Symbols and Legitimacy in Soviet Politics analyses the way in which Soviet symbolism and ritual changed from the regime's birth in 1917 to its fall in 1991. Graeme Gill focuses on the symbolism in party policy and leaders' speeches, artwork and political posters, and urban redevelopment, and on ritual in the political system. He shows how this symbolism and ritual were worked into a dominant metanarrative which underpinned Soviet political development. Gill also shows how, in each of these spheres, the images changed both over the life of the regime and during particular stages: the Leninist era metanarrative differed from that of the Stalin period, which differed from that of the Khrushchev and Brezhnev periods, which was, in turn, changed significantly under Gorbachev.

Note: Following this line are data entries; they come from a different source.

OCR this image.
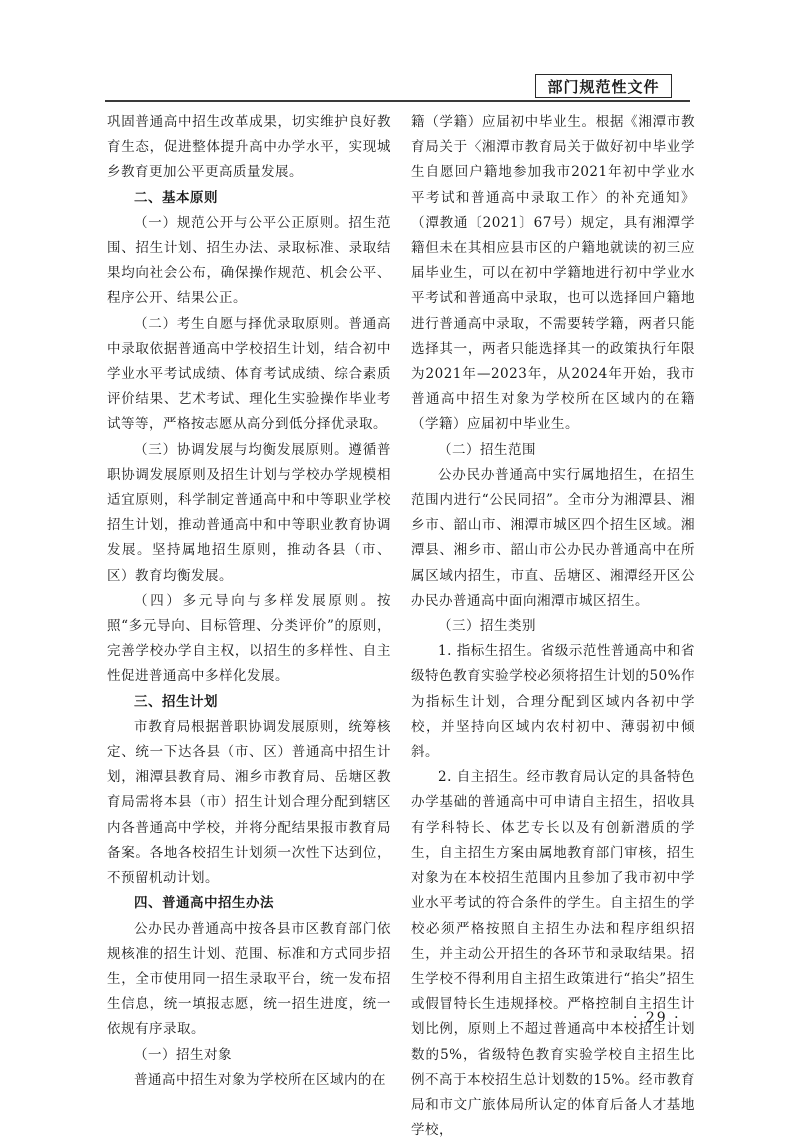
部门规范性文件

巩固普通高中招生改革成果，切实维护良好教育生态，促进整体提升高中办学水平，实现城乡教育更加公平更高质量发展。

二、基本原则

（一）规范公开与公平公正原则。招生范围、招生计划、招生办法、录取标准、录取结果均向社会公布，确保操作规范、机会公平、程序公开、结果公正。

（二）考生自愿与择优录取原则。普通高中录取依据普通高中学校招生计划，结合初中学业水平考试成绩、体育考试成绩、综合素质评价结果、艺术考试、理化生实验操作毕业考试等等，严格按志愿从高分到低分择优录取。

（三）协调发展与均衡发展原则。遵循普职协调发展原则及招生计划与学校办学规模相适宜原则，科学制定普通高中和中等职业学校招生计划，推动普通高中和中等职业教育协调发展。坚持属地招生原则，推动各县（市、区）教育均衡发展。

（四）多元导向与多样发展原则。按照“多元导向、目标管理、分类评价”的原则，完善学校办学自主权，以招生的多样性、自主性促进普通高中多样化发展。

三、招生计划

市教育局根据普职协调发展原则，统筹核定、统一下达各县（市、区）普通高中招生计划，湘潭县教育局、湘乡市教育局、岳塘区教育局需将本县（市）招生计划合理分配到辖区内各普通高中学校，并将分配结果报市教育局备案。各地各校招生计划须一次性下达到位，不预留机动计划。

四、普通高中招生办法

公办民办普通高中按各县市区教育部门依规核准的招生计划、范围、标准和方式同步招生，全市使用同一招生录取平台，统一发布招生信息，统一填报志愿，统一招生进度，统一依规有序录取。

（一）招生对象

普通高中招生对象为学校所在区域内的在

籍（学籍）应届初中毕业生。根据《湘潭市教育局关于〈湘潭市教育局关于做好初中毕业学生自愿回户籍地参加我市2021年初中学业水平考试和普通高中录取工作〉的补充通知》（潭教通〔2021〕67号）规定，具有湘潭学籍但未在其相应县市区的户籍地就读的初三应届毕业生，可以在初中学籍地进行初中学业水平考试和普通高中录取，也可以选择回户籍地进行普通高中录取，不需要转学籍，两者只能选择其一，两者只能选择其一的政策执行年限为2021年—2023年，从2024年开始，我市普通高中招生对象为学校所在区域内的在籍（学籍）应届初中毕业生。

（二）招生范围

公办民办普通高中实行属地招生，在招生范围内进行“公民同招”。全市分为湘潭县、湘乡市、韶山市、湘潭市城区四个招生区域。湘潭县、湘乡市、韶山市公办民办普通高中在所属区域内招生，市直、岳塘区、湘潭经开区公办民办普通高中面向湘潭市城区招生。

（三）招生类别

1. 指标生招生。省级示范性普通高中和省级特色教育实验学校必须将招生计划的50%作为指标生计划，合理分配到区域内各初中学校，并坚持向区域内农村初中、薄弱初中倾斜。

2. 自主招生。经市教育局认定的具备特色办学基础的普通高中可申请自主招生，招收具有学科特长、体艺专长以及有创新潜质的学生，自主招生方案由属地教育部门审核，招生对象为在本校招生范围内且参加了我市初中学业水平考试的符合条件的学生。自主招生的学校必须严格按照自主招生办法和程序组织招生，并主动公开招生的各环节和录取结果。招生学校不得利用自主招生政策进行“掐尖”招生或假冒特长生违规择校。严格控制自主招生计划比例，原则上不超过普通高中本校招生计划数的5%，省级特色教育实验学校自主招生比例不高于本校招生总计划数的15%。经市教育局和市文广旅体局所认定的体育后备人才基地学校，

· 29 ·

In charting this development, the book lays bare the dynamics of the Soviet regime and a major reason for its fall.

About the author

Graeme Gill is Professor of Government and Public Administration at the University of Sydney and a Fellow of the Academy of Social Sciences in Australia. A long-time scholar of Soviet and Russian politics, his work covers all aspects of the politics of the Soviet and post-Soviet periods, as well as democratisation and the history of the state. His books include The Collapse of a Single-Party System (Cambridge University Press, 1994), The Politics of Transition (with Stephen White and Darrell Slider, Cambridge University Press, 1993) and The Origins of the Stalinist Political System (Cambridge University Press, 1990).